Intermediate-Advanced Greek Reading: Lucian's "True Stories" - Episode 4: The Adventure Concludes (PG-13!)
Sun. 7pm Eastern
Course Description: Fish that get you drunk, Moonmen, giant space-vulture cavalry, warring peoples inside the belly of a whale, emerald cities, Odyssean tall tales, Herodotean ethnographies, Thucydidean battle scenes, interplanetary imperialism, owl generals, garlic fighters, and smoke-eaters -- Lucian's True Stories is one of the wackiest and most enjoyable authentic Ancient Greek texts and Western Literature's oldest science fiction novel. We will read as much of this swashbuckler as we can, briefly discussing and reviewing grammar topics and idioms as they come up but mainly trying to read as much Greek as possible and identify the many allusions to, and satire of, canonical Greek classics (the book is stuffed with inside jokes for classicists). This class is a continuation of last term's True Stories class but it is in no way necessary to have taken that class for this one to make sense and be fun. We begin around half way through Book 2 and will read to the end.

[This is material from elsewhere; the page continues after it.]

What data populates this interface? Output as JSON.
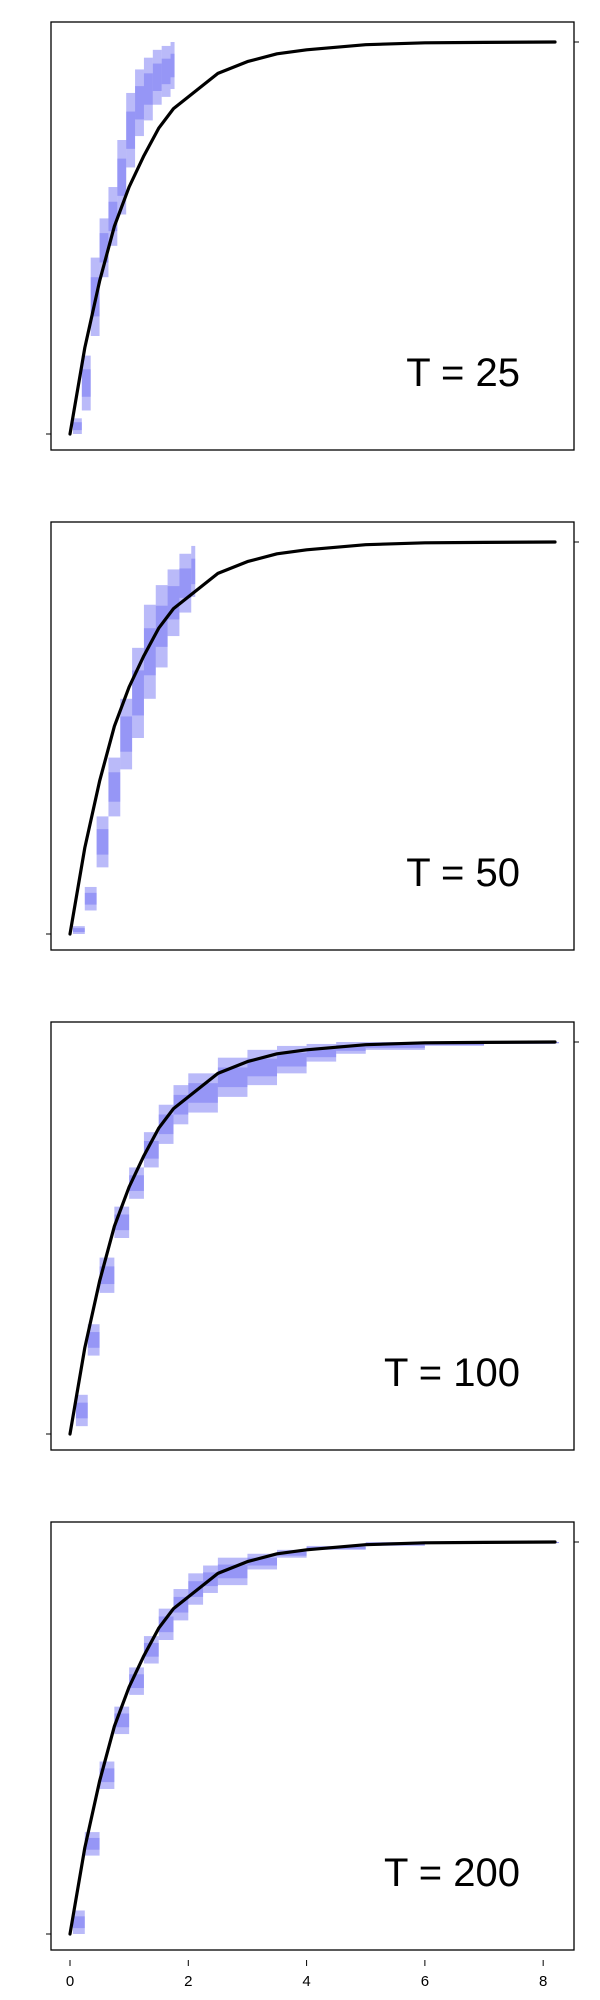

Level: This course is intended for students with intermediate to advanced knowledge of Ancient Greek.
Textbook: Either the Nimis and Hayes edition or the C.T. Hadavas edition. The former is available as a free pdf.
Sections capped at: 5 students
David Ring teaches Latin and Ancient Greek as living languages by using an eclectic mix of methods, ranging from the insights of Renaissance Humanist pedagogy (especially the advice of Erasmus) to the Direct/Nature method to (first and foremost) Teaching with Comprehensible Input. Be it a discussion in Attic Greek about a beautiful painting, or personal life conversation in Attic Greek, or paraphrasing Homer or Lyric into simpler Attic prose, or storyboarding Lucian's True Stories -- David and his students aim to "get lost" in the joy of what they are doing, such that they "forget" they are speaking Ancient Greek. He believes that the purpose of liberal education is to help young people grow in self-knowledge -- both individual and cultural --, to help them form sharp intellects, wise judgment, and greatness of soul. He believes this is best done via direct encounters with the greatest minds and greatest stories of the last 3,000 years.